Originally from New York City, Downey fell in love with the Western United States while working for the Denver-based campaign. He matriculated at and graduated from St. John’s, Santa Fe, and spent his junior year in Annapolis. “I did the Hegelian thing before we’d read Hegel. I wanted to see myself from the Other, or at least the other campus. I wanted to make sure I was the Western person I believed I’d become.”
Identity confirmed, Nate remained in Santa Fe after graduation. He first worked with the Community Economic and Ecological Development Center, a non-profit on Second Street focused on ecological real estate combined with a retail eco-products store and communal copy-shop. He began hearing the word “permaculture” bandied about as a new frontier in ecological conservation, and decided to take a class.

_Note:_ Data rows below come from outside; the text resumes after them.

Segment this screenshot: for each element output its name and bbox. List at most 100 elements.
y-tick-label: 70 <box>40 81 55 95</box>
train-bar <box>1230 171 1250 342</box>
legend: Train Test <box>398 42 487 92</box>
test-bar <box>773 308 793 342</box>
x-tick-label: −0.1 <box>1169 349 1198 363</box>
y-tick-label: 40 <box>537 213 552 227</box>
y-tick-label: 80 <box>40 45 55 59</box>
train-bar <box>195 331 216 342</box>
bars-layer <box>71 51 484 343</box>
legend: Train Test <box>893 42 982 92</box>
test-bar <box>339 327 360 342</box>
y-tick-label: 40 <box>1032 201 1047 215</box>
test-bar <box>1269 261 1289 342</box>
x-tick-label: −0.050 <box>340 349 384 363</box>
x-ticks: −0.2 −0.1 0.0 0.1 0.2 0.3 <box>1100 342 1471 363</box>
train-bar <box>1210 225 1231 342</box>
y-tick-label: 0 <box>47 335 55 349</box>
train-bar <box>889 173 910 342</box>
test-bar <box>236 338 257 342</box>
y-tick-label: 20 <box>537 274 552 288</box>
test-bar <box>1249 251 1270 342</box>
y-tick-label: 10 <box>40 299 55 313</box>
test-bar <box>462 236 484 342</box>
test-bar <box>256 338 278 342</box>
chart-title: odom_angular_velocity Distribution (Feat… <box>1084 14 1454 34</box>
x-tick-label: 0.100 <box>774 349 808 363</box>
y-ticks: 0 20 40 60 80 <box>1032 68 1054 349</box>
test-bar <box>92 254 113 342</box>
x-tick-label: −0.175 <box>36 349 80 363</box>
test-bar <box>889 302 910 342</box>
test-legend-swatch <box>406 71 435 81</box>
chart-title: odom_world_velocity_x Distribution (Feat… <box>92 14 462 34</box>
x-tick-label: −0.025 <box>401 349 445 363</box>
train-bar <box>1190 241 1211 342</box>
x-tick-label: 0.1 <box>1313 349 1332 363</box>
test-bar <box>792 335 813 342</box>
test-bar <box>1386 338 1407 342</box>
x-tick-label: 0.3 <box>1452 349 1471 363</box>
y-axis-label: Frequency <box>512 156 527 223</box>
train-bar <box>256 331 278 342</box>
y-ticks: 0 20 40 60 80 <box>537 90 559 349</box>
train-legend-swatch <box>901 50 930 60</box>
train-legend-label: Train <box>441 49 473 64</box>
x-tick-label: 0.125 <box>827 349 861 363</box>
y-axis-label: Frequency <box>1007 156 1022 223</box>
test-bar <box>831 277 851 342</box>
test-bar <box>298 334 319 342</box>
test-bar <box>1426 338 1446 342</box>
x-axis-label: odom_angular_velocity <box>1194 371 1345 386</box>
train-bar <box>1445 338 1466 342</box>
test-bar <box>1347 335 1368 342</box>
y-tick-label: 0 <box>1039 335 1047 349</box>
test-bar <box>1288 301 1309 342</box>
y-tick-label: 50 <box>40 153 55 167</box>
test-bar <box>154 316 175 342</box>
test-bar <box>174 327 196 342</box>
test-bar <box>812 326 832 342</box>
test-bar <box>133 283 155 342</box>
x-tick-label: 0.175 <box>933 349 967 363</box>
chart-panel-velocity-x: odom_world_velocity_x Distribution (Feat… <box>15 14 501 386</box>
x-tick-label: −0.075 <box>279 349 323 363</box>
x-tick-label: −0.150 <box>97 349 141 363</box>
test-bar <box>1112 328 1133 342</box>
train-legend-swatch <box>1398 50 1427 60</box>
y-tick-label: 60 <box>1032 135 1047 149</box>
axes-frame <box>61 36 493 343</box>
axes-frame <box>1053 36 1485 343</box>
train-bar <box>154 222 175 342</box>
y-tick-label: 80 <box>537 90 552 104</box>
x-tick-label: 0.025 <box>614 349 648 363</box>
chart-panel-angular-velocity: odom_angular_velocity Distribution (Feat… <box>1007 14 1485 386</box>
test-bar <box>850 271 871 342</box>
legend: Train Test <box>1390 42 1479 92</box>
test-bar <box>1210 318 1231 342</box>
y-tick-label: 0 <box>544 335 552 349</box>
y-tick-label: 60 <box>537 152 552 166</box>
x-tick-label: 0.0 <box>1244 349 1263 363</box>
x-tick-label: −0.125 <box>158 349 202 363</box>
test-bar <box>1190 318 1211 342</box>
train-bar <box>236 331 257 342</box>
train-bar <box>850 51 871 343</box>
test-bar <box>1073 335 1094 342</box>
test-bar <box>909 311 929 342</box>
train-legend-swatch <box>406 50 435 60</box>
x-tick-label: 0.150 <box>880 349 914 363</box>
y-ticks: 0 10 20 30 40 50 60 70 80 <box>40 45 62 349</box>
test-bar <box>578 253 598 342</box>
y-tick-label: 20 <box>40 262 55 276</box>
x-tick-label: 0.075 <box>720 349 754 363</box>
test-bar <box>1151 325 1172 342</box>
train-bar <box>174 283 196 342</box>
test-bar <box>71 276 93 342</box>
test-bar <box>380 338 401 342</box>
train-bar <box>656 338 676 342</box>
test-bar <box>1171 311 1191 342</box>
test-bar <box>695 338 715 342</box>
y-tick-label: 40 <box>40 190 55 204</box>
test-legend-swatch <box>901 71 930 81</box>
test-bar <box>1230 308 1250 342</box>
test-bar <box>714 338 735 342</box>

Permaculture is defined as the development of agricultural ecosystems intended to be sustainable and self-sufficient. The class Nate took was transformative for him. “In a way, it was an extension of my St. John’s experience. There is a great book that should be added to the Program—Bill Mollison’s Permaculture: A Designer’s Manual. There’s this deep philosophical component about patterns of nature that speak to our pre-Socratic mindset, patterns that are powerful and make you very efficient and productive if you mimic them. You can copy the branching pattern of nature, or the web pattern, or the fish-scale pattern. You can mimic this in a landscape or even in a business plan.”
Nate is the author of Harvest the Rain (Sunstone Press) and the president of PermaDesign, which he runs with his wife, Melissa McDonald, a landscape architect. In their backyard on Don Gaspar Avenue, a gray water system irrigates native flowers, bushes, fruit trees, and vegetables. A bunny hutch sits over the compost pile, allowing the furry inhabitant to contribute to the composting effort. In the front yard—where the clucking and crowing doesn’t disturb their neighbors—are the chickens. The chickens and the bunny help control weeds by walking in a little tractor that harnesses their skills.
Though Nate and Melissa would like to grow all of their own food, it’s not feasible in the desert, even when you harvest rainwater and recycle as much city water as possible. But Nate is always looking for solutions. “In nature and in permaculture there is a principle of redundancy. We don’t have too many eyes; we don’t have six, but we have two. We have ten fingers; we have two lungs, two kidneys, in case something happens to one of them. We need more than two sources of water. Water is infinitely cleanable. Rain, snowmelt, dew, fog. Gray water, water recycling, wastewater treatment. As water-harvesters out here in the desert, we are on our way to someday being sustainable.”